Keperawanan telah menjadi salah satu konstruksi sosial yang paling melekat dalam kehidupan perempuan. Ia tidak sekadar dimaknai sebagai kondisi biologis, tetapi dijadikan parameter moral, spiritual, dan bahkan nilai sosialnya. 

Dalam masyarakat patriarki, keperawanan dijaga, diuji, dan dipertanyakan bukan demi perempuan itu sendiri, melainkan untuk menjamin kontrol atas tubuhnya.
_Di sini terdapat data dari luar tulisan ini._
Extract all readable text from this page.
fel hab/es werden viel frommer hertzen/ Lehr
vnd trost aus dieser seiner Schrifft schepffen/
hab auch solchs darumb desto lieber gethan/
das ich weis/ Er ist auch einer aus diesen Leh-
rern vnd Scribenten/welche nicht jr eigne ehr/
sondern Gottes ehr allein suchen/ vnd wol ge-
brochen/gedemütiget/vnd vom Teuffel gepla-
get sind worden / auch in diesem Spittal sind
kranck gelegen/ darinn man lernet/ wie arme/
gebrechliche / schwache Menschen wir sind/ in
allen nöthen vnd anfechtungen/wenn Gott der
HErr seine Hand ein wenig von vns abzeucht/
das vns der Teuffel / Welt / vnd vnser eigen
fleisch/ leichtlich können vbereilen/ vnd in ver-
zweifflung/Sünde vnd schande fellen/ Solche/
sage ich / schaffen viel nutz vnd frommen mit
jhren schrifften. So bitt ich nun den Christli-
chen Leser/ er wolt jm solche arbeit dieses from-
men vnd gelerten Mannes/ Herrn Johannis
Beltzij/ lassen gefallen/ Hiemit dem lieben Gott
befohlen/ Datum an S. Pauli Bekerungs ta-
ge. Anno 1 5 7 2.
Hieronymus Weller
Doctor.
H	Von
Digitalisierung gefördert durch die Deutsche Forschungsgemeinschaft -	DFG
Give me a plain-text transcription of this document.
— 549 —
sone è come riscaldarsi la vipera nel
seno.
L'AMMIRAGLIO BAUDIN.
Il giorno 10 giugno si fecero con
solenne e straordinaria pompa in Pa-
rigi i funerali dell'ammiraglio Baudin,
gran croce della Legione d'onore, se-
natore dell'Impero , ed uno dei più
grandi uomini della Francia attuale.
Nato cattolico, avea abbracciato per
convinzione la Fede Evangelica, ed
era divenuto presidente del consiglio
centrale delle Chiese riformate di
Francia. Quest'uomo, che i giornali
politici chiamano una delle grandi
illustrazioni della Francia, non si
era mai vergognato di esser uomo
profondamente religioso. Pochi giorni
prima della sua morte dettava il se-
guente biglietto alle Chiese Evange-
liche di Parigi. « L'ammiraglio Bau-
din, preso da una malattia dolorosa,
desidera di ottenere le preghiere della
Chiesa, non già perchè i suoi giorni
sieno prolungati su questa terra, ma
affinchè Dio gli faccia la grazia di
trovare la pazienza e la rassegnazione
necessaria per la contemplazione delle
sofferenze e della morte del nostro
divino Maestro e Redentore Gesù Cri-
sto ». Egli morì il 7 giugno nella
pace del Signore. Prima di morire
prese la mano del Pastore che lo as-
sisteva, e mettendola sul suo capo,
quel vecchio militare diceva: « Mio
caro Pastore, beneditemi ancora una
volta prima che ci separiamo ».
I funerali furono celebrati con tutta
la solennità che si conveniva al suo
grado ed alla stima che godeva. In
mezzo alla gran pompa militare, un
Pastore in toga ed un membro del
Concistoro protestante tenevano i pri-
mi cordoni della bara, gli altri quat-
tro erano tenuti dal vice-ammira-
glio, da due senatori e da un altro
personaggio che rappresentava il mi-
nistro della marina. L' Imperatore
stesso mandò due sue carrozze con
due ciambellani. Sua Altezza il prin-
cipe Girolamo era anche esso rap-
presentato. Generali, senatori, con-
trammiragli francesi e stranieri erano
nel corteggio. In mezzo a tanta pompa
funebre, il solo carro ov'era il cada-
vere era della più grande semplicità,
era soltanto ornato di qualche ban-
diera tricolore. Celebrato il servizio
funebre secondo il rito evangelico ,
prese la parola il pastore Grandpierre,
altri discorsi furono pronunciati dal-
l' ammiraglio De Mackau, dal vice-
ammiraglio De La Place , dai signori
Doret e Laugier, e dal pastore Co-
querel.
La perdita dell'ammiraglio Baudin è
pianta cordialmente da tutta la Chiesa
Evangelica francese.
Karenanya, mitos keperawanan menjadi mekanisme hegemonik yang terus direproduksi guna menjaga dominasi maskulinitas dan mereduksi seksualitas perempuan dalam batas-batas yang ditentukan laki-laki dan sistem sosial.

Mitos Keperawanan: Dari Dewi Kesucian hingga Pemeriksaan Selaput Dara

Sejak ribuan tahun lalu, mitos keperawanan sudah hadir di tengah masyarakat. Konsep ini muncul beriringan dengan perkembangan peradaban agraris dan sistem patriarki, ketika perempuan dipandang sebagai bagian dari harta keluarga yang harus “dijaga” hingga diserahkan dalam pernikahan.

Dalam sejarah Yunani dan Romawi Kuno, keperawanan sering dikaitkan dengan kemurnian dan martabat perempuan. Para dewi, seperti Athena dan Hestia, diidealkan sebagai simbol keperawanan abadi yang tak tersentuh oleh laki-laki dan dijadikan teladan perempuan ideal dalam sistem kepercayaan yang menekankan kesucian.

Contohnya Vestal Virgins di Romawi Kuno. Mereka adalah perempuan-perempuan muda yang dipilih untuk menjaga api suci Dewi Vesta, simbol kehidupan dan stabilitas negara. Selama 30 tahun masa baktinya, mereka diwajibkan menjaga keperawanan sebagai lambang kemurnian negara. Jika melanggar, hukumannya adalah dikubur hidup-hidup.

Dalam bukunya Enlightened Virginity In Eighteenth Century Literatur (2006), Corrinne Harrol menjelaskan pada abad ke-18, keperawanan dianggap penting karena berkaitan dengan kemurnian garis keturunan khususnya untuk menjamin siapa ahli waris dari seorang laki-laki. Karena itu, perempuan harus “murni”, dalam arti belum pernah berhubungan seksual, agar kehamilannya nanti bisa dipastikan berasal dari suaminya.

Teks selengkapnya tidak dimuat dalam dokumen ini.